Cutting down the headcount to around 400 workers is doable. According to the same source, the company had 420 employees in 2019 when it generated $0.7 billion in revenue. Technologies have evolved since then, and I believe that will all new technological features, including generative AI, it is real for the company to sustain a $0.6 billion revenue with 400 employees.
However, this measure will be controversial and can adversely affect the remaining employees’ morale. Moreover, Medifast’s image of one of the America’s best employers might significantly deteriorate.
I do not see other quick measures for Medifast to at least partially protect shareholders’ value. GLP-1 weight-loss drugs are a real threat to Medifast’s revenue growth. The market is expected to grow with a 21% CAGR by FY 2032. We can see below that Medifast’s revenue growth dynamic moves in opposite directions with LLY and NVO, and weight-loss drugs is the reason of such trend.
Another factor that makes me pessimistic is Medifast’s recent performance compared to its peers. In the latest 10-K report, the below tickers were named as the company’s direct competitors, meaning that comparing them with MED will be sound. As shown below, Medifast’s rivals are dealing with GLP-1 challenges much better. This is evident from YoY and FWD revenue and EBITDA dynamics. While other companies demonstrate moderate decreases or even slight growth, Medifast’s key metrics are nosediving.
Valuation update
Medifast valuation ratios are mostly lower compared to peers, but it is fair given the revenue and EBITDA underperformance. Seeking Alpha Quant gives MED the highest possible “A+” valuation grade, but I want to cross-check it with the discounted cash flow [DCF] simulation.
I use a 9% WACC for my DCF. I am using an FY2024 consensus estimate for revenue and project a 2% growth for the next decade, in line with long-term inflation averages. I expect that without revenue growth, the FCF margin will stay flat at the TTM 6.3% level.

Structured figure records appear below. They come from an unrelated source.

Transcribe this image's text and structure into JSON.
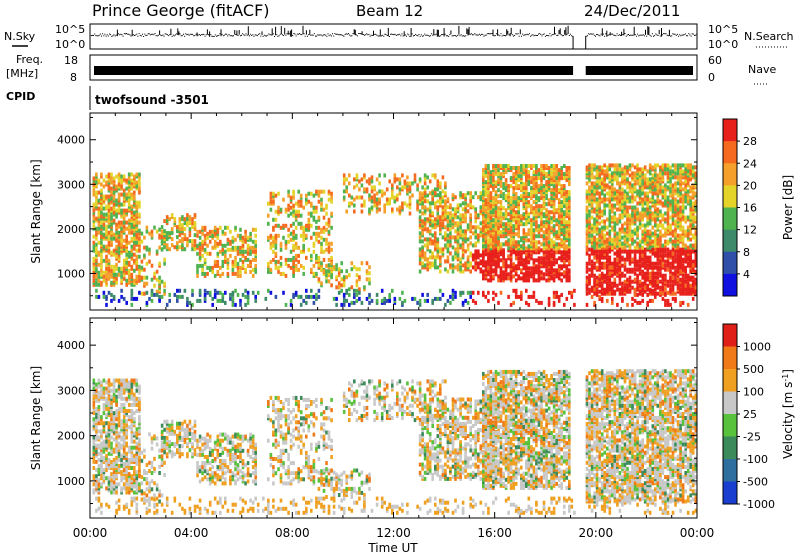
{
  "header": {
    "title": "Prince George (fitACF)",
    "beam": "Beam 12",
    "date": "24/Dec/2011"
  },
  "strips": {
    "nsky_label": "N.Sky",
    "nsky_ticks": [
      "10^5",
      "10^0"
    ],
    "nsearch_label": "N.Search",
    "nsearch_ticks": [
      "10^5",
      "10^0"
    ],
    "freq_label_1": "Freq.",
    "freq_label_2": "[MHz]",
    "freq_ticks": [
      "18",
      "8"
    ],
    "nave_label": "Nave",
    "nave_ticks": [
      "60",
      "0"
    ],
    "cpid_label": "CPID",
    "cpid_value": "twofsound -3501",
    "data_gap_hours": [
      19.1,
      19.6
    ]
  },
  "chart_data": [
    {
      "type": "heatmap",
      "name": "power",
      "ylabel": "Slant Range [km]",
      "ylim": [
        180,
        4600
      ],
      "yticks": [
        "1000",
        "2000",
        "3000",
        "4000"
      ],
      "xlim": [
        0,
        24
      ],
      "colorbar_label": "Power [dB]",
      "colorbar_ticks": [
        "4",
        "8",
        "12",
        "16",
        "20",
        "24",
        "28"
      ],
      "colorbar_range": [
        0,
        32
      ],
      "colors": [
        "#1010e0",
        "#2f4fa8",
        "#3d8a6a",
        "#4fb34f",
        "#e4d42a",
        "#f4a02a",
        "#f56a1e",
        "#e8201c"
      ]
    },
    {
      "type": "heatmap",
      "name": "velocity",
      "ylabel": "Slant Range [km]",
      "ylim": [
        180,
        4600
      ],
      "yticks": [
        "1000",
        "2000",
        "3000",
        "4000"
      ],
      "xlim": [
        0,
        24
      ],
      "xticks": [
        "00:00",
        "04:00",
        "08:00",
        "12:00",
        "16:00",
        "20:00",
        "00:00"
      ],
      "xlabel": "Time UT",
      "colorbar_label": "Velocity [m s",
      "colorbar_label_sup": "-1",
      "colorbar_label_end": "]",
      "colorbar_ticks": [
        "1000",
        "500",
        "100",
        "25",
        "-25",
        "-100",
        "-500",
        "-1000"
      ],
      "colors": [
        "#1a3fd0",
        "#2f6fa0",
        "#3a8a5a",
        "#58c23c",
        "#c8c8c8",
        "#f0a020",
        "#f07a18",
        "#e02018"
      ]
    }
  ]
}
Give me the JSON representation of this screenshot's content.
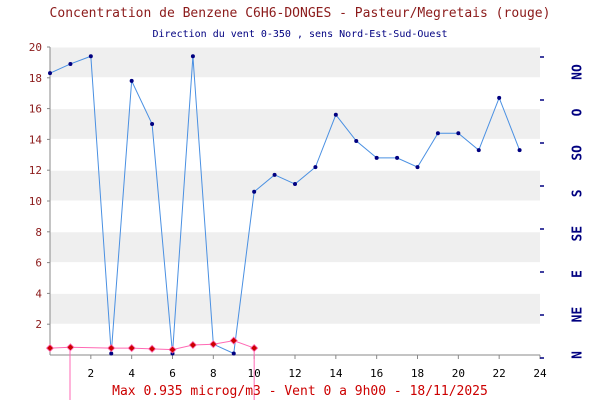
{
  "header": {
    "title": "Concentration de Benzene C6H6-DONGES - Pasteur/Megretais (rouge)",
    "subtitle": "Direction du vent 0-350 , sens Nord-Est-Sud-Ouest"
  },
  "footer": {
    "text": "Max 0.935 microg/m3 - Vent 0  a 9h00 - 18/11/2025"
  },
  "chart_data": {
    "type": "line",
    "title": "Concentration de Benzene C6H6-DONGES - Pasteur/Megretais (rouge)",
    "subtitle": "Direction du vent 0-350 , sens Nord-Est-Sud-Ouest",
    "xlabel": "",
    "ylabel": "",
    "xlim": [
      0,
      24
    ],
    "ylim": [
      0,
      20
    ],
    "x_ticks": [
      2,
      4,
      6,
      8,
      10,
      12,
      14,
      16,
      18,
      20,
      22,
      24
    ],
    "y_ticks": [
      2,
      4,
      6,
      8,
      10,
      12,
      14,
      16,
      18,
      20
    ],
    "right_axis_labels": [
      "NO",
      "O",
      "SO",
      "S",
      "SE",
      "E",
      "NE",
      "N"
    ],
    "grid": "alternating horizontal bands",
    "series": [
      {
        "color": "#4a90e2",
        "marker_color": "#000080",
        "x": [
          0,
          1,
          2,
          3,
          4,
          5,
          6,
          7,
          8,
          9,
          10,
          11,
          12,
          13,
          14,
          15,
          16,
          17,
          18,
          19,
          20,
          21,
          22,
          23
        ],
        "values": [
          18.3,
          18.9,
          19.4,
          0.1,
          17.8,
          15.0,
          0.1,
          19.4,
          0.7,
          0.1,
          10.6,
          11.7,
          11.1,
          12.2,
          15.6,
          13.9,
          12.8,
          12.8,
          12.2,
          14.4,
          14.4,
          13.3,
          16.7,
          13.3
        ]
      },
      {
        "color": "#ff69b4",
        "marker_color": "#cc0000",
        "x": [
          0,
          1,
          3,
          4,
          5,
          6,
          7,
          8,
          9,
          10
        ],
        "values": [
          0.45,
          0.5,
          0.45,
          0.45,
          0.4,
          0.35,
          0.65,
          0.7,
          0.935,
          0.45
        ]
      }
    ],
    "max_value": 0.935,
    "max_hour": "9h00",
    "date": "18/11/2025"
  },
  "colors": {
    "title": "#8b1a1a",
    "subtitle": "#000080",
    "footer": "#cc0000",
    "band": "#efefef",
    "y_tick_labels": "#8b1a1a",
    "right_labels": "#000080"
  }
}
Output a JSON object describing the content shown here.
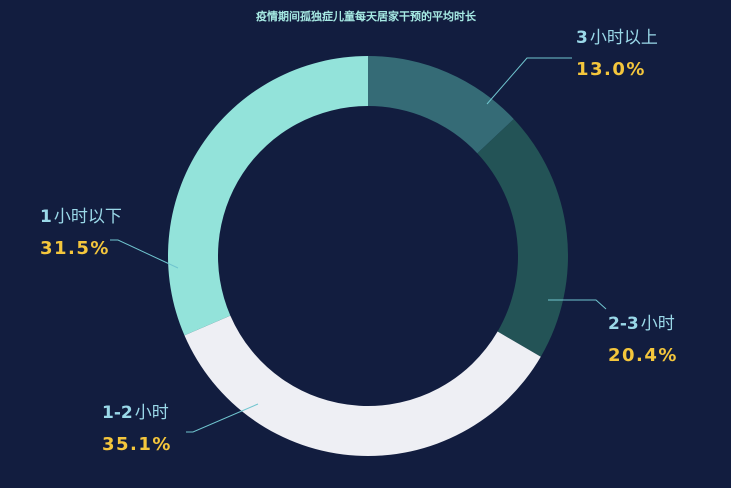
{
  "chart_data": {
    "type": "pie",
    "title": "疫情期间孤独症儿童每天居家干预的平均时长",
    "categories": [
      "3小时以上",
      "2-3小时",
      "1-2小时",
      "1小时以下"
    ],
    "values": [
      13.0,
      20.4,
      35.1,
      31.5
    ],
    "value_labels": [
      "13.0%",
      "20.4%",
      "35.1%",
      "31.5%"
    ],
    "label_parts": [
      [
        "3",
        "小时以上"
      ],
      [
        "2-3",
        "小时"
      ],
      [
        "1-2",
        "小时"
      ],
      [
        "1",
        "小时以下"
      ]
    ],
    "colors": [
      "#356b76",
      "#235356",
      "#eeeff4",
      "#93e3da"
    ],
    "inner_radius_ratio": 0.75,
    "start_angle": "top",
    "direction": "clockwise",
    "legend": "none"
  },
  "theme": {
    "background": "#121d3f",
    "title_color": "#a6e9e3",
    "label_color": "#9ad8e8",
    "value_color": "#f4c63c",
    "leader_color": "#70c5cf"
  }
}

According to my simulation, the business’s fair value is $822 million. This is around three times higher compared to the current market capitalization, indicating massive undervaluation. On the other hand, the deep discount is fair given the rapidly deteriorating financial performance and the absence of a swift turnaround plan from management.
Risks to my cautious thesis
When I say that the management does not have a swift turnaround plan, it does not mean they are not taking any action. The company collaborates with LifeMD to enhance its value proposition. The aim is to combine Medifast’s OPTAVIA Coach support with LifeMD’s clinician care and technology platform. According to Medifast’s release announcing the collaboration, the partnership is expected to improve operational efficiencies, expand market reach, and expand the customer base. However, since it is a new endeavor, the level of uncertainty is high, and it is difficult to expect a rapid effect from this collaboration.
As I mentioned in recent developments, Medifast’s balance sheet has almost no debt and more than $150 million in spare cash. The FCF is still positive despite a massive revenue growth. This means that the company still has notable financial flexibility to finance new growth initiatives to build long-term value for shareholders.
Bottom line
To conclude, I reiterate my “Hold” rating for Medifast. Financial performance looks poor, especially when we add the performance of rivals to our discussion. On the other hand, the company has the potential for a turnaround over the long run, which is backed by a solid financial position.